The one thing that confuses me about sport though, is some of the technical terms. At Wimbledon for example, why does the man sitting in his high-chair keep calling people love? Not to mention Set, Deuce, Seed, Let and I even heard someone mention something about a Bagel. Then there is the scoring, can’t people at Wimbledon count? In football, if you score a goal then your team’s score goes up by one. I understand that, it is perfectly logical. But in tennis if you score a point then it goes straight to 15. Score again, and it goes up to 30. That’s fine, we’re getting the hang of it now, it’s all about multiples of 15, so your next point should take you up to 45… Hang on? Where did 40 come from?
Now some of you who like tennis might be thinking that’s just the way it is, you have to get used to it. I bet you are laughing at me over Bagel though, thinking I have got something wrong, but no. I heard some of the commentators referring to a set as a bagel. Apparently, if you are rubbish and don’t win a game in a set then it is called a bagel because you have scored a zero – and that’s exactly what a bagel looks like. So a set where a player fails to win a game is called a bagel. Even Granny Evonne Goolagong didn’t know that one!

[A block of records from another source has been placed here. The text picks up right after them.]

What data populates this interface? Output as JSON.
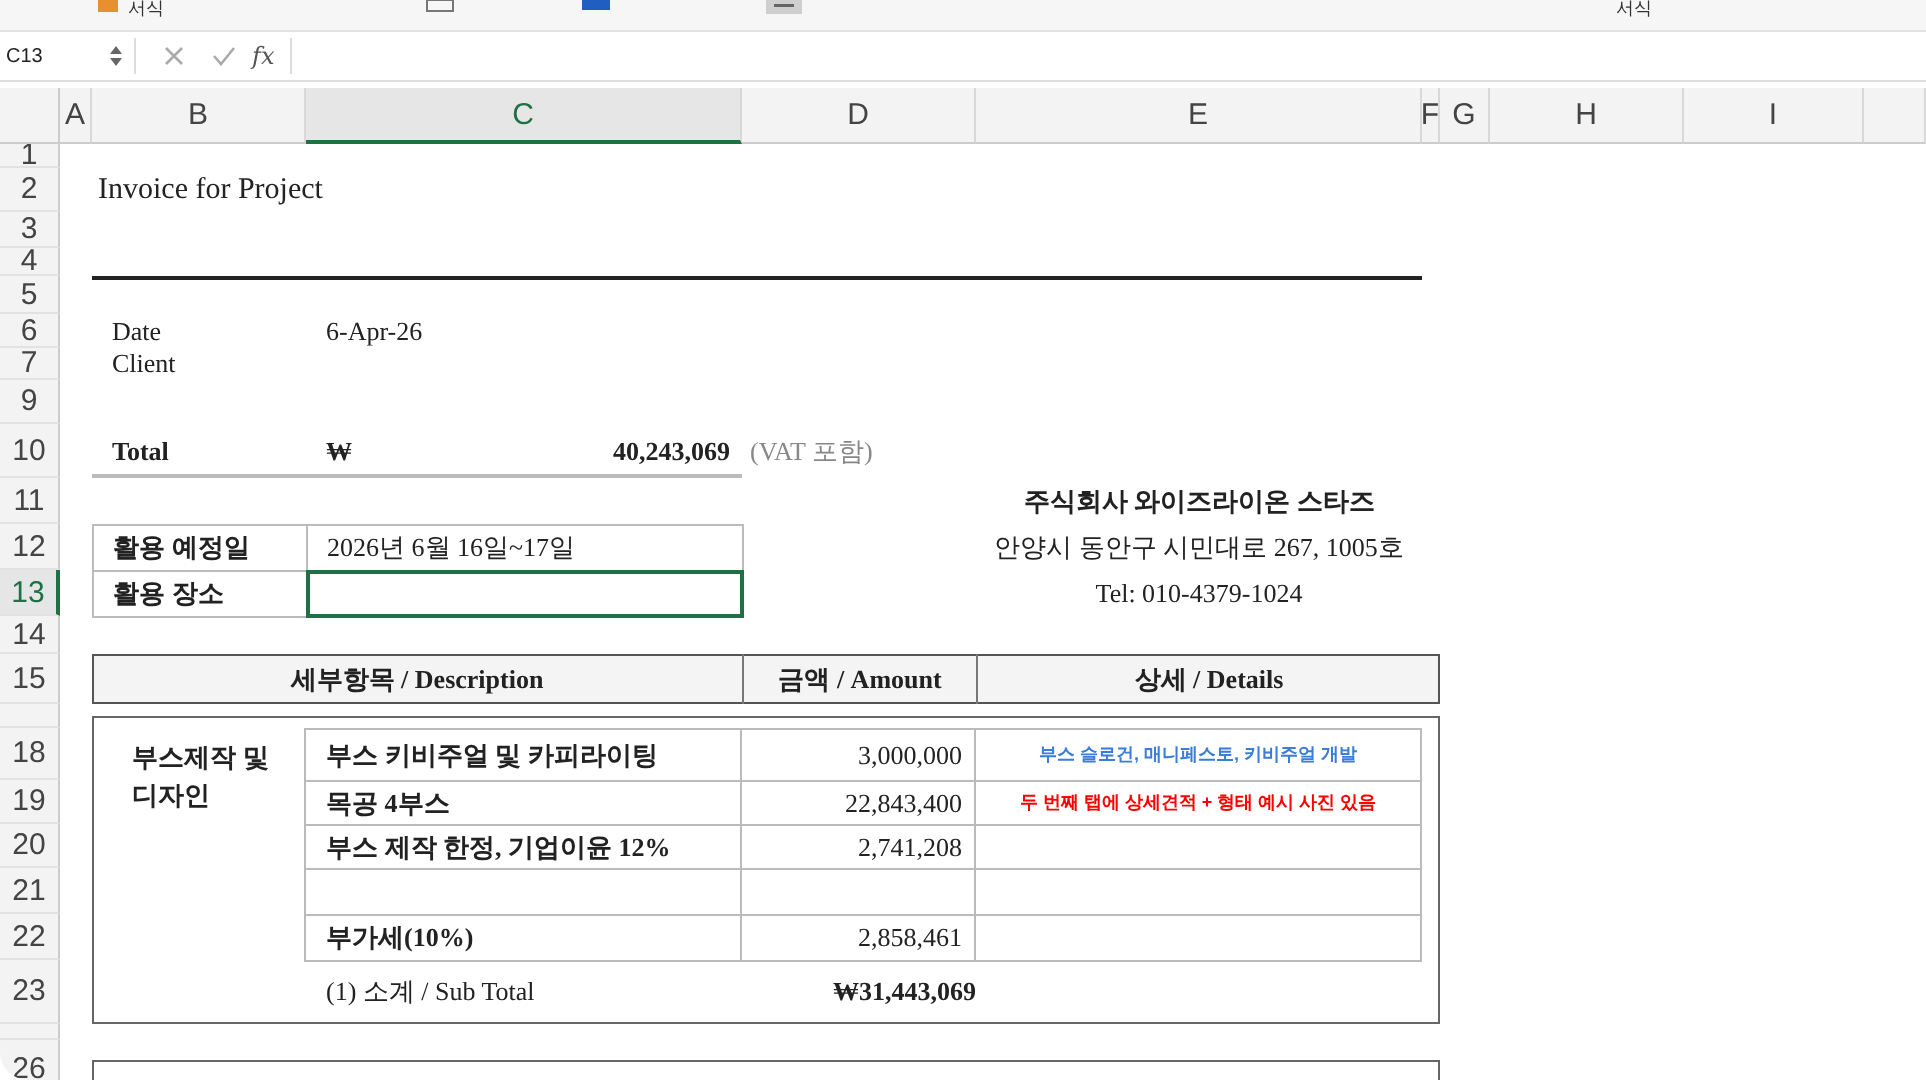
{
  "ribbon": {
    "labels": [
      "서식",
      "서식"
    ]
  },
  "formula_bar": {
    "name_box": "C13",
    "fx": "fx"
  },
  "column_headers": [
    {
      "label": "A",
      "selected": false
    },
    {
      "label": "B",
      "selected": false
    },
    {
      "label": "C",
      "selected": true
    },
    {
      "label": "D",
      "selected": false
    },
    {
      "label": "E",
      "selected": false
    },
    {
      "label": "F",
      "selected": false
    },
    {
      "label": "G",
      "selected": false
    },
    {
      "label": "H",
      "selected": false
    },
    {
      "label": "I",
      "selected": false
    }
  ],
  "row_headers": [
    {
      "label": "1",
      "selected": false
    },
    {
      "label": "2",
      "selected": false
    },
    {
      "label": "3",
      "selected": false
    },
    {
      "label": "4",
      "selected": false
    },
    {
      "label": "5",
      "selected": false
    },
    {
      "label": "6",
      "selected": false
    },
    {
      "label": "7",
      "selected": false
    },
    {
      "label": "9",
      "selected": false
    },
    {
      "label": "10",
      "selected": false
    },
    {
      "label": "11",
      "selected": false
    },
    {
      "label": "12",
      "selected": false
    },
    {
      "label": "13",
      "selected": true
    },
    {
      "label": "14",
      "selected": false
    },
    {
      "label": "15",
      "selected": false
    },
    {
      "selected": false
    },
    {
      "label": "18",
      "selected": false
    },
    {
      "label": "19",
      "selected": false
    },
    {
      "label": "20",
      "selected": false
    },
    {
      "label": "21",
      "selected": false
    },
    {
      "label": "22",
      "selected": false
    },
    {
      "label": "23",
      "selected": false
    },
    {
      "selected": false
    },
    {
      "label": "26",
      "selected": false
    }
  ],
  "invoice": {
    "title": "Invoice for Project",
    "date_label": "Date",
    "date_value": "6-Apr-26",
    "client_label": "Client",
    "total_label": "Total",
    "total_currency": "₩",
    "total_amount": "40,243,069",
    "total_note": "(VAT 포함)",
    "company": {
      "name": "주식회사 와이즈라이온 스타즈",
      "address": "안양시 동안구 시민대로 267, 1005호",
      "tel": "Tel: 010-4379-1024"
    },
    "info_rows": [
      {
        "label": "활용 예정일",
        "value": "2026년 6월 16일~17일",
        "selected": false
      },
      {
        "label": "활용 장소",
        "selected": true
      }
    ],
    "table_headers": [
      "세부항목 / Description",
      "금액 / Amount",
      "상세 / Details"
    ],
    "category": "부스제작 및 디자인",
    "items": [
      {
        "kind": "entry",
        "description": "부스 키비주얼 및 카피라이팅",
        "amount": "3,000,000",
        "details": "부스 슬로건, 매니페스토, 키비주얼 개발",
        "color": "#3b7dd8"
      },
      {
        "kind": "entry",
        "description": "목공 4부스",
        "amount": "22,843,400",
        "details": "두 번째 탭에 상세견적 + 형태 예시 사진 있음",
        "color": "#ff0000"
      },
      {
        "kind": "entry",
        "description": "부스 제작 한정, 기업이윤 12%",
        "amount": "2,741,208"
      },
      {
        "kind": "blank"
      },
      {
        "kind": "entry",
        "description": "부가세(10%)",
        "amount": "2,858,461"
      }
    ],
    "subtotal_label": "(1) 소계 / Sub Total",
    "subtotal_amount": "₩31,443,069"
  }
}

I am sure they make things up in tennis too. I heard the commentator talking about “racquet rage” the other day when a player was shouting a lot. I am not sure how many points you get for being the loudest though, it just confused me. Personally, I will be happy when the football comes back next month. They know how to count properly in football – just hope I don’t have to explain the offside rule to Granny again!
Finally, I have to confess to even more confusion in my column this month. Some women over in France have been protesting against something by holding banners and walking around topless. They held one of their demonstrations outside L’Arc de Triomphe and I would just like to state for the record, I have no idea what they are protesting about, but I agree!